Op 27 april 2006 heb ik u een brief gestuurd met mijn voorstellen voor de verdeling van de I-
en W-middelen in 2007. Op 21 juni hebben wij het afrondende overleg gevoerd over de
voorstellen voor aanpassing van de financieringssystematiek die in 2007 wordt toegepast.
Onderdeel van deze voorstellen was het afschaffen van de zogeheten compartimentering (zie
p. 5 en 8 van genoemde brief). In het onderzoeksrapport "verdeelmodel inkomensdeel
WWB2007; technisch verslag", dat aan uw Kamer is toegestuurd (27 april), is in hoofdstuk 8
stilgestaan bij de effecten die dit met zich mee zou brengen. Uit simulaties is gebleken dat de
compartimentering zonder bezwaren kan vervallen en dat de aansluiting tussen
Ons kenmerk W&B/SFI/06/87299
compartimentuitgaven en budgetten daardoor verbetert en de rekenprocedure transparanter
wordt. In het algemeen overleg van 21 juni heeft uw Kamer ingestemd met dit voorstel als
onderdeel van het totale pakket aan voorstellen voor 2007.
Mw. Noorman-den Uyl refereerde in het algemeen overleg aan een passage in de verzamel-
brief september, waarin specifiek wordt gesproken over de budgetberekening voor kleine
gemeenten. Deze passage maakt onderdeel uit van de nieuwsbrief onderhoudstraject. In deze
nieuwsbrief wordt de opzet van het komende onderhoudstraject 2008 gepresenteerd. Daarin
gaat opnieuw en uitgebreider aandacht uit naar de positie van kleine gemeenten. De ervaringen
van de afgelopen jaren wijzen uit, dat met name de stabiliteit van de budgetten voor kleine
gemeenten punt van aandacht is. Ook de ervaringen van dit jaar wijzen dat uit. De
werkzaamheden in het komende onderhoudstraject zijn dan ook sterk gericht op het nagaan
van mogelijkheden om die stabiliteit te vergroten.

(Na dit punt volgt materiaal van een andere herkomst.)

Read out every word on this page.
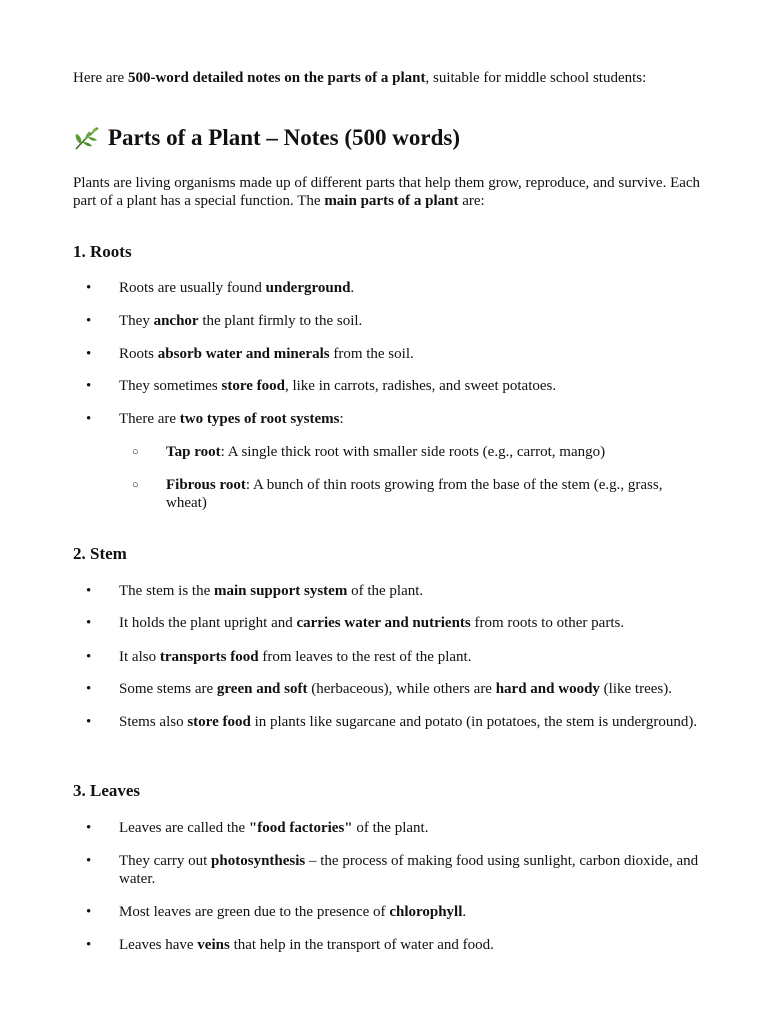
Here are 500-word detailed notes on the parts of a plant, suitable for middle school students:

Parts of a Plant – Notes (500 words)

Plants are living organisms made up of different parts that help them grow, reproduce, and survive. Each part of a plant has a special function. The main parts of a plant are:

1. Roots
• Roots are usually found underground.
• They anchor the plant firmly to the soil.
• Roots absorb water and minerals from the soil.
• They sometimes store food, like in carrots, radishes, and sweet potatoes.
• There are two types of root systems:
○ Tap root: A single thick root with smaller side roots (e.g., carrot, mango)
○ Fibrous root: A bunch of thin roots growing from the base of the stem (e.g., grass, wheat)
2. Stem
• The stem is the main support system of the plant.
• It holds the plant upright and carries water and nutrients from roots to other parts.
• It also transports food from leaves to the rest of the plant.
• Some stems are green and soft (herbaceous), while others are hard and woody (like trees).
• Stems also store food in plants like sugarcane and potato (in potatoes, the stem is underground).
3. Leaves
• Leaves are called the "food factories" of the plant.
• They carry out photosynthesis – the process of making food using sunlight, carbon dioxide, and water.
• Most leaves are green due to the presence of chlorophyll.
• Leaves have veins that help in the transport of water and food.
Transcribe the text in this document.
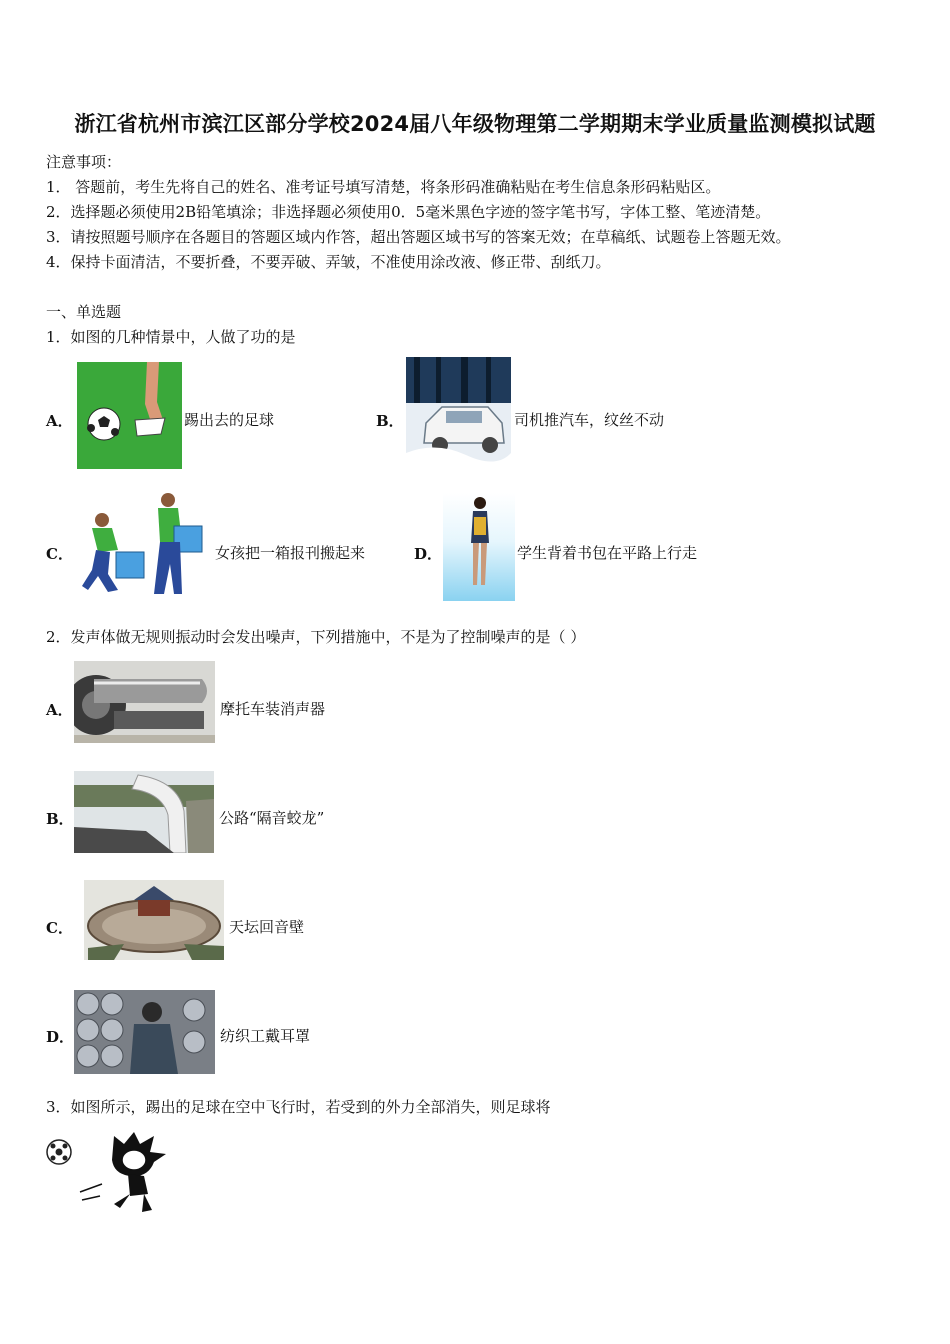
浙江省杭州市滨江区部分学校2024届八年级物理第二学期期末学业质量监测模拟试题
注意事项：
1． 答题前，考生先将自己的姓名、准考证号填写清楚，将条形码准确粘贴在考生信息条形码粘贴区。
2．选择题必须使用2B铅笔填涂；非选择题必须使用0．5毫米黑色字迹的签字笔书写，字体工整、笔迹清楚。
3．请按照题号顺序在各题目的答题区域内作答，超出答题区域书写的答案无效；在草稿纸、试题卷上答题无效。
4．保持卡面清洁，不要折叠，不要弄破、弄皱，不准使用涂改液、修正带、刮纸刀。
一、单选题
1．如图的几种情景中，人做了功的是
A．	踢出去的足球	B．	司机推汽车，纹丝不动
C．	女孩把一箱报刊搬起来	D．	学生背着书包在平路上行走
2．发声体做无规则振动时会发出噪声，下列措施中，不是为了控制噪声的是（ ）
A．	摩托车装消声器
B．	公路“隔音蛟龙”
C．	天坛回音壁
D．	纺织工戴耳罩
3．如图所示，踢出的足球在空中飞行时，若受到的外力全部消失，则足球将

Mw. Noorman-den Uyl vroeg in dit verband of het arbeidsmarktcriterium wel op voldoende
wijze wordt betrokken in de verdeling voor kleine gemeenten. Haar stelling dat ik eerder
toegezegd heb dit te zullen laten onderzoeken kan ik op basis van verslagen van eerdere
overleggen niet onderschrijven. Ik vind het niettemin een goede suggestie, die ik betrek in de
uitvoering van het onderhoudstraject. Hierbij moet wel bedacht worden dat het opnemen van
arbeidsmarktontwikkelingen als verdeelmaatstaf juist tot dynamischer budgetten kan leiden.
Stabiliteit en aansluiting bij de actuele uitgavenontwikkeling staan op gespannen voet.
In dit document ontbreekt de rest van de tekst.